Banyak orang sering mengabaikan rasa lemas, lesu, dan kurang fokus sebagai kelelahan biasa, padahal gejala-gejala ini mungkin merupakan pertanda kondisi medis yang disebut anemia. Secara sederhana, anemia adalah kondisi kekurangan sel darah merah sehat atau kekurangan hemoglobin, protein yang bertugas membawa oksigen ke seluruh jaringan tubuh. Dampak anemia jauh lebih luas daripada sekadar rasa lemas; ia memengaruhi fungsi kognitif, menurunkan sistem imun, dan menghambat produktivitas. Memahami akar penyebab paling umum, yaitu defisiensi zat besi, dan menerapkan solusi diet yang tepat adalah kunci untuk mengatasi masalah kesehatan global ini.
Penyebab Utama: Defisiensi Zat Besi
Defisiensi zat besi (Iron Deficiency Anemia/IDA) adalah bentuk anemia yang paling sering terjadi di seluruh dunia. Zat besi adalah komponen vital yang dibutuhkan tubuh untuk memproduksi hemoglobin. Tanpa zat besi yang cukup, tubuh tidak dapat membuat hemoglobin yang memadai, sehingga sel darah merah tidak mampu membawa oksigen secara efisien.
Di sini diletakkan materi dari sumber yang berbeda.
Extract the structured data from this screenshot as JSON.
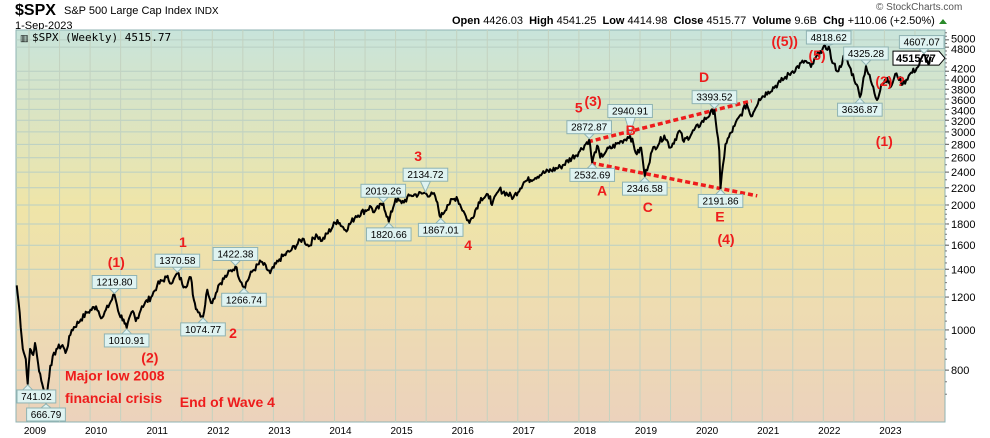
{
  "header": {
    "symbol": "$SPX",
    "name": "S&P 500 Large Cap Index",
    "exchange": "INDX",
    "date": "1-Sep-2023",
    "open_label": "Open",
    "open": "4426.03",
    "high_label": "High",
    "high": "4541.25",
    "low_label": "Low",
    "low": "4414.98",
    "close_label": "Close",
    "close": "4515.77",
    "volume_label": "Volume",
    "volume": "9.6B",
    "chg_label": "Chg",
    "chg": "+110.06 (+2.50%)",
    "copyright": "© StockCharts.com"
  },
  "colors": {
    "line": "#000000",
    "wave": "#ee1c1c",
    "box_fill": "#dff3f1",
    "box_stroke": "#8fb3b3",
    "up": "#2a8a2a"
  },
  "chart_data": {
    "type": "line",
    "title": "$SPX (Weekly) 4515.77",
    "legend_icon": "bar-chart-icon",
    "yscale": "log",
    "ylim": [
      600,
      5280
    ],
    "xlim": [
      2008.7,
      2023.92
    ],
    "yticks": [
      800,
      1000,
      1200,
      1400,
      1600,
      1800,
      2000,
      2200,
      2400,
      2600,
      2800,
      3000,
      3200,
      3400,
      3600,
      3800,
      4000,
      4200,
      4800,
      5000
    ],
    "xticks": [
      "2009",
      "2010",
      "2011",
      "2012",
      "2013",
      "2014",
      "2015",
      "2016",
      "2017",
      "2018",
      "2019",
      "2020",
      "2021",
      "2022",
      "2023"
    ],
    "last_price": "4515.77",
    "series": {
      "name": "$SPX weekly close",
      "points": [
        [
          2008.7,
          1280
        ],
        [
          2008.75,
          1100
        ],
        [
          2008.8,
          900
        ],
        [
          2008.85,
          850
        ],
        [
          2008.88,
          741
        ],
        [
          2008.92,
          900
        ],
        [
          2008.97,
          870
        ],
        [
          2009.0,
          930
        ],
        [
          2009.05,
          830
        ],
        [
          2009.12,
          740
        ],
        [
          2009.18,
          667
        ],
        [
          2009.25,
          820
        ],
        [
          2009.35,
          900
        ],
        [
          2009.45,
          920
        ],
        [
          2009.5,
          880
        ],
        [
          2009.6,
          1000
        ],
        [
          2009.75,
          1060
        ],
        [
          2009.85,
          1100
        ],
        [
          2010.0,
          1140
        ],
        [
          2010.1,
          1070
        ],
        [
          2010.3,
          1217
        ],
        [
          2010.38,
          1090
        ],
        [
          2010.45,
          1060
        ],
        [
          2010.5,
          1011
        ],
        [
          2010.6,
          1110
        ],
        [
          2010.65,
          1050
        ],
        [
          2010.75,
          1140
        ],
        [
          2010.9,
          1200
        ],
        [
          2011.0,
          1280
        ],
        [
          2011.15,
          1340
        ],
        [
          2011.25,
          1300
        ],
        [
          2011.33,
          1370
        ],
        [
          2011.45,
          1270
        ],
        [
          2011.55,
          1340
        ],
        [
          2011.6,
          1180
        ],
        [
          2011.65,
          1120
        ],
        [
          2011.75,
          1075
        ],
        [
          2011.82,
          1250
        ],
        [
          2011.9,
          1160
        ],
        [
          2012.0,
          1280
        ],
        [
          2012.15,
          1360
        ],
        [
          2012.28,
          1422
        ],
        [
          2012.38,
          1300
        ],
        [
          2012.42,
          1267
        ],
        [
          2012.55,
          1380
        ],
        [
          2012.7,
          1460
        ],
        [
          2012.85,
          1370
        ],
        [
          2013.0,
          1480
        ],
        [
          2013.2,
          1560
        ],
        [
          2013.38,
          1660
        ],
        [
          2013.48,
          1590
        ],
        [
          2013.6,
          1700
        ],
        [
          2013.7,
          1640
        ],
        [
          2013.95,
          1840
        ],
        [
          2014.08,
          1740
        ],
        [
          2014.25,
          1880
        ],
        [
          2014.5,
          1980
        ],
        [
          2014.55,
          1920
        ],
        [
          2014.7,
          2019
        ],
        [
          2014.79,
          1821
        ],
        [
          2014.9,
          2070
        ],
        [
          2015.0,
          2020
        ],
        [
          2015.15,
          2110
        ],
        [
          2015.39,
          2135
        ],
        [
          2015.55,
          2100
        ],
        [
          2015.64,
          1867
        ],
        [
          2015.75,
          2000
        ],
        [
          2015.9,
          2090
        ],
        [
          2016.05,
          1880
        ],
        [
          2016.11,
          1810
        ],
        [
          2016.3,
          2080
        ],
        [
          2016.45,
          2100
        ],
        [
          2016.48,
          2000
        ],
        [
          2016.6,
          2180
        ],
        [
          2016.83,
          2085
        ],
        [
          2017.0,
          2270
        ],
        [
          2017.3,
          2380
        ],
        [
          2017.6,
          2470
        ],
        [
          2017.9,
          2680
        ],
        [
          2018.07,
          2873
        ],
        [
          2018.12,
          2533
        ],
        [
          2018.2,
          2780
        ],
        [
          2018.25,
          2600
        ],
        [
          2018.35,
          2700
        ],
        [
          2018.6,
          2850
        ],
        [
          2018.74,
          2941
        ],
        [
          2018.85,
          2650
        ],
        [
          2018.92,
          2750
        ],
        [
          2018.98,
          2347
        ],
        [
          2019.1,
          2700
        ],
        [
          2019.3,
          2940
        ],
        [
          2019.4,
          2750
        ],
        [
          2019.55,
          3020
        ],
        [
          2019.62,
          2840
        ],
        [
          2019.9,
          3150
        ],
        [
          2020.12,
          3394
        ],
        [
          2020.2,
          2700
        ],
        [
          2020.22,
          2192
        ],
        [
          2020.3,
          2800
        ],
        [
          2020.45,
          3100
        ],
        [
          2020.65,
          3500
        ],
        [
          2020.72,
          3270
        ],
        [
          2020.85,
          3600
        ],
        [
          2021.0,
          3750
        ],
        [
          2021.2,
          3960
        ],
        [
          2021.4,
          4200
        ],
        [
          2021.6,
          4450
        ],
        [
          2021.7,
          4300
        ],
        [
          2021.85,
          4700
        ],
        [
          2021.99,
          4819
        ],
        [
          2022.05,
          4400
        ],
        [
          2022.15,
          4200
        ],
        [
          2022.25,
          4600
        ],
        [
          2022.45,
          3900
        ],
        [
          2022.5,
          3637
        ],
        [
          2022.6,
          4325
        ],
        [
          2022.78,
          3580
        ],
        [
          2022.85,
          3900
        ],
        [
          2022.95,
          4050
        ],
        [
          2023.0,
          3840
        ],
        [
          2023.1,
          4150
        ],
        [
          2023.2,
          3900
        ],
        [
          2023.3,
          4100
        ],
        [
          2023.45,
          4300
        ],
        [
          2023.55,
          4607
        ],
        [
          2023.62,
          4370
        ],
        [
          2023.67,
          4516
        ]
      ]
    },
    "price_labels": [
      {
        "text": "741.02",
        "x": 2008.88,
        "y": 741,
        "pos": "below"
      },
      {
        "text": "666.79",
        "x": 2009.18,
        "y": 667,
        "pos": "below"
      },
      {
        "text": "1219.80",
        "x": 2010.3,
        "y": 1217,
        "pos": "above"
      },
      {
        "text": "1010.91",
        "x": 2010.5,
        "y": 1011,
        "pos": "below"
      },
      {
        "text": "1370.58",
        "x": 2011.33,
        "y": 1370,
        "pos": "above"
      },
      {
        "text": "1074.77",
        "x": 2011.75,
        "y": 1075,
        "pos": "below"
      },
      {
        "text": "1422.38",
        "x": 2012.28,
        "y": 1422,
        "pos": "above"
      },
      {
        "text": "1266.74",
        "x": 2012.42,
        "y": 1267,
        "pos": "below"
      },
      {
        "text": "2019.26",
        "x": 2014.7,
        "y": 2019,
        "pos": "above"
      },
      {
        "text": "1820.66",
        "x": 2014.79,
        "y": 1821,
        "pos": "below"
      },
      {
        "text": "2134.72",
        "x": 2015.39,
        "y": 2135,
        "pos": "above"
      },
      {
        "text": "1867.01",
        "x": 2015.64,
        "y": 1867,
        "pos": "below"
      },
      {
        "text": "2872.87",
        "x": 2018.07,
        "y": 2873,
        "pos": "above"
      },
      {
        "text": "2532.69",
        "x": 2018.12,
        "y": 2533,
        "pos": "below"
      },
      {
        "text": "2940.91",
        "x": 2018.74,
        "y": 2941,
        "pos": "above"
      },
      {
        "text": "2346.58",
        "x": 2018.98,
        "y": 2347,
        "pos": "below"
      },
      {
        "text": "3393.52",
        "x": 2020.12,
        "y": 3394,
        "pos": "above"
      },
      {
        "text": "2191.86",
        "x": 2020.22,
        "y": 2192,
        "pos": "below"
      },
      {
        "text": "4818.62",
        "x": 2021.99,
        "y": 4819,
        "pos": "above"
      },
      {
        "text": "4325.28",
        "x": 2022.6,
        "y": 4325,
        "pos": "above"
      },
      {
        "text": "3636.87",
        "x": 2022.5,
        "y": 3637,
        "pos": "below"
      },
      {
        "text": "4607.07",
        "x": 2023.55,
        "y": 4607,
        "pos": "above"
      }
    ],
    "wave_labels": [
      {
        "text": "(1)",
        "x": 2010.33,
        "y": 1410
      },
      {
        "text": "(2)",
        "x": 2010.88,
        "y": 857
      },
      {
        "text": "1",
        "x": 2011.42,
        "y": 1541
      },
      {
        "text": "2",
        "x": 2012.24,
        "y": 982
      },
      {
        "text": "3",
        "x": 2015.27,
        "y": 2430
      },
      {
        "text": "4",
        "x": 2016.09,
        "y": 1603
      },
      {
        "text": "5",
        "x": 2017.9,
        "y": 3245
      },
      {
        "text": "(3)",
        "x": 2017.97,
        "y": 3560
      },
      {
        "text": "A",
        "x": 2018.28,
        "y": 2240
      },
      {
        "text": "B",
        "x": 2018.75,
        "y": 3390
      },
      {
        "text": "C",
        "x": 2019.03,
        "y": 1980
      },
      {
        "text": "D",
        "x": 2019.95,
        "y": 4070
      },
      {
        "text": "E",
        "x": 2020.21,
        "y": 1874
      },
      {
        "text": "(4)",
        "x": 2020.31,
        "y": 1713
      },
      {
        "text": "((5))",
        "x": 2021.27,
        "y": 5195
      },
      {
        "text": "(5)",
        "x": 2021.8,
        "y": 5000
      },
      {
        "text": "(1)",
        "x": 2022.9,
        "y": 2856
      },
      {
        "text": "(2) ?",
        "x": 2023.65,
        "y": 5110
      }
    ],
    "notes": [
      {
        "text": "Major low 2008",
        "x": 2009.49,
        "y": 802
      },
      {
        "text": "financial crisis",
        "x": 2009.49,
        "y": 709
      },
      {
        "text": "End of Wave 4",
        "x": 2011.37,
        "y": 671
      }
    ],
    "trendlines": [
      {
        "name": "upper-triangle-line",
        "from": [
          2018.05,
          2839
        ],
        "to": [
          2020.73,
          3564
        ]
      },
      {
        "name": "lower-triangle-line",
        "from": [
          2018.1,
          2526
        ],
        "to": [
          2020.82,
          2104
        ]
      }
    ]
  }
}
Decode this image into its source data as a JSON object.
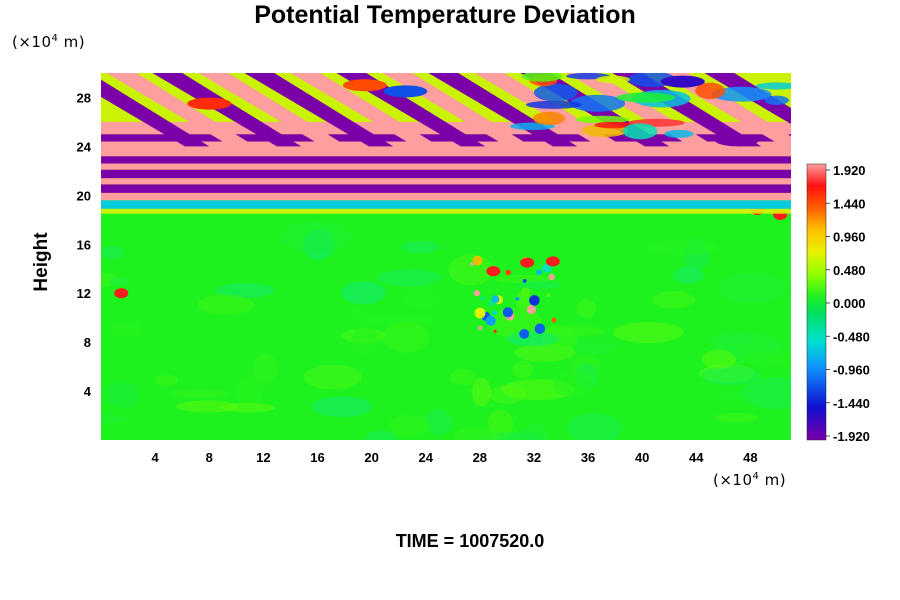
{
  "chart_data": {
    "type": "heatmap",
    "title": "Potential Temperature Deviation",
    "ylabel": "Height",
    "y_unit": {
      "prefix": "(×10",
      "exp": "4",
      "suffix": " m)"
    },
    "x_unit": {
      "prefix": "(×10",
      "exp": "4",
      "suffix": " m)"
    },
    "x_ticks": [
      "4",
      "8",
      "12",
      "16",
      "20",
      "24",
      "28",
      "32",
      "36",
      "40",
      "44",
      "48"
    ],
    "y_ticks": [
      "4",
      "8",
      "12",
      "16",
      "20",
      "24",
      "28"
    ],
    "xlim": [
      0,
      51
    ],
    "ylim": [
      0,
      30
    ],
    "colorbar": {
      "labels": [
        "1.920",
        "1.440",
        "0.960",
        "0.480",
        "0.000",
        "-0.480",
        "-0.960",
        "-1.440",
        "-1.920"
      ],
      "range": [
        -1.92,
        1.92
      ]
    },
    "annotation": "TIME = 1007520.0",
    "colors": {
      "field": "#1ef21e",
      "positive_max": "#ff9e9e",
      "negative_max": "#8c00b4"
    }
  }
}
Penyebab kekurangan zat besi sangat bervariasi. Pada wanita usia subur, kehilangan darah selama menstruasi adalah penyebab umum. Bagi ibu hamil, kebutuhan zat besi meningkat drastis untuk mendukung pertumbuhan janin, sehingga suplementasi menjadi keharusan. Sementara itu, pada semua kelompok usia, anemia juga bisa disebabkan oleh penyerapan zat besi yang buruk atau kehilangan darah kronis internal (misalnya, akibat tukak lambung).
Menurut data survei kesehatan publik dari Kementerian Kesehatan pada 15 November 2025, angka prevalensi anemia pada remaja putri di Indonesia masih cukup tinggi, di atas 30%. Angka ini mendorong program pemerintah untuk menggalakkan suplementasi tablet tambah darah (TTD) mingguan di kalangan remaja sekolah.
Solusi Diet: Zat Besi Heme dan Non-Heme
Mengatasi defisiensi zat besi sangat bergantung pada intervensi diet. Ada dua jenis zat besi dalam makanan, yang memiliki tingkat penyerapan berbeda:
- Zat Besi Heme: Ditemukan dalam produk hewani seperti daging merah (terutama hati sapi), unggas, dan ikan. Zat besi heme diserap tubuh dengan sangat efisien (sekitar 15-35%).
- Zat Besi Non-Heme: Ditemukan dalam sumber nabati seperti sayuran berdaun hijau gelap (bayam, kangkung), kacang-kacangan, tahu, dan biji-bijian. Penyerapan zat besi non-heme jauh lebih rendah dan dipengaruhi oleh makanan lain yang dikonsumsi bersamaan.
Kunci diet untuk melawan anemia adalah meningkatkan penyerapan zat besi non-heme dengan mengonsumsinya bersama Vitamin C. Vitamin C (ditemukan dalam jeruk, jambu biji, dan stroberi) secara dramatis meningkatkan daya serap zat besi non-heme. Sebaliknya, hindari mengonsumsi makanan kaya zat besi bersamaan dengan teh, kopi, atau produk susu, karena mengandung zat (tanin dan kalsium) yang menghambat penyerapan. Sebagai contoh, ahli gizi di Rumah Sakit Dr. Soetomo pada 5 Desember 2025 merekomendasikan mengonsumsi bayam (non-heme) yang ditambahkan perasan lemon (Vitamin C) untuk memaksimalkan penyerapan zat besi. Mengubah pola makan ke arah yang lebih kaya zat besi dan Vitamin C adalah cara paling alami dan berkelanjutan untuk mengatasi dan mencegah defisiensi zat besi.